Alejandro Aristizabal
Alejandro Aristizabal is a machine learing engineer with Factored. He has more than 4 years of experience in Software Development. He holds a bachelors degree in sound engineering. He is very interested in AI Safety, Security and Privacy, as well as human-machine interaction.
Hasan Kassem
Hasan Kassem is a machine learning engineer with a background in MLOps and Federated Learning. He has been working for more than three years in the fields of software engineering and AI. He holds a master’s degree in robotics and intelligent systems, where his focus was on federated machine learning for surgical applications. He enjoys his free time playing chess and understanding the psychology of human personalities.
Theme Leads
Prakash Narayana Moorthy
Prakash Narayana Moorthy is a research software engineer at the Security and Privacy research labs, Intel Corporation, where he has been working on the design and implementation of trustworthy distrusted system for the past 3 years. Prakash currently works on architectures for privacy-preserving smart contract platforms, exploring the role of blockchains in establishing trustworthy federated learning pipelines, and also acts as a security architect for the OpenFL federated learning platform.

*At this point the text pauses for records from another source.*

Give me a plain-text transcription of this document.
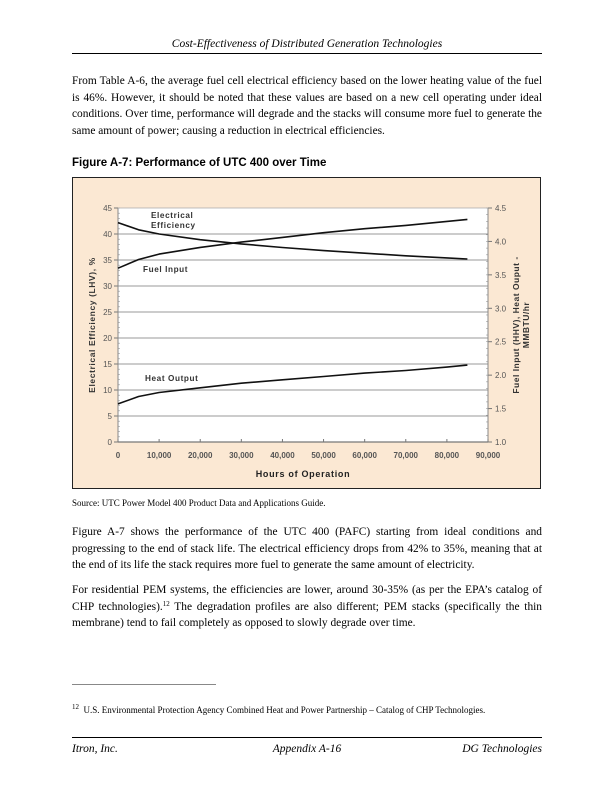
Cost-Effectiveness of Distributed Generation Technologies
From Table A-6, the average fuel cell electrical efficiency based on the lower heating value of the fuel is 46%. However, it should be noted that these values are based on a new cell operating under ideal conditions. Over time, performance will degrade and the stacks will consume more fuel to generate the same amount of power; causing a reduction in electrical efficiencies.
Figure A-7: Performance of UTC 400 over Time
0
5
10
15
20
25
30
35
40
45
1.0
1.5
2.0
2.5
3.0
3.5
4.0
4.5
0	10,000 20,000 30,000 40,000 50,000 60,000 70,000 80,000 90,000
Electrical
Efficiency
Fuel Input
Heat Output
Electrical Efficiency (LHV), %	Fuel Input (HHV), Heat Ouput - MMBTU/hr
Hours of Operation
Source: UTC Power Model 400 Product Data and Applications Guide.
Figure A-7 shows the performance of the UTC 400 (PAFC) starting from ideal conditions and progressing to the end of stack life. The electrical efficiency drops from 42% to 35%, meaning that at the end of its life the stack requires more fuel to generate the same amount of electricity.
For residential PEM systems, the efficiencies are lower, around 30-35% (as per the EPA’s catalog of CHP technologies).$^{12}$ The degradation profiles are also different; PEM stacks (specifically the thin membrane) tend to fail completely as opposed to slowly degrade over time.
$^{12}$ U.S. Environmental Protection Agency Combined Heat and Power Partnership – Catalog of CHP Technologies.
Itron, Inc.	Appendix A-16	DG Technologies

Prior to joining Intel, Prakash was a postdoc at the EECS department, Massachusetts Institute of Technology, where he invented multiple algorithms for consistent distributed data storage. Prakash holds a Ph.D. in electrical engineering from Indian Institute of Science, Bangalore. Past industry experiences include multiple internships with NetApp as well as working for more than 2 years as a wireless communications engineer for Beceem, a 4G fabless semiconductor company that got acquired by Broadcom.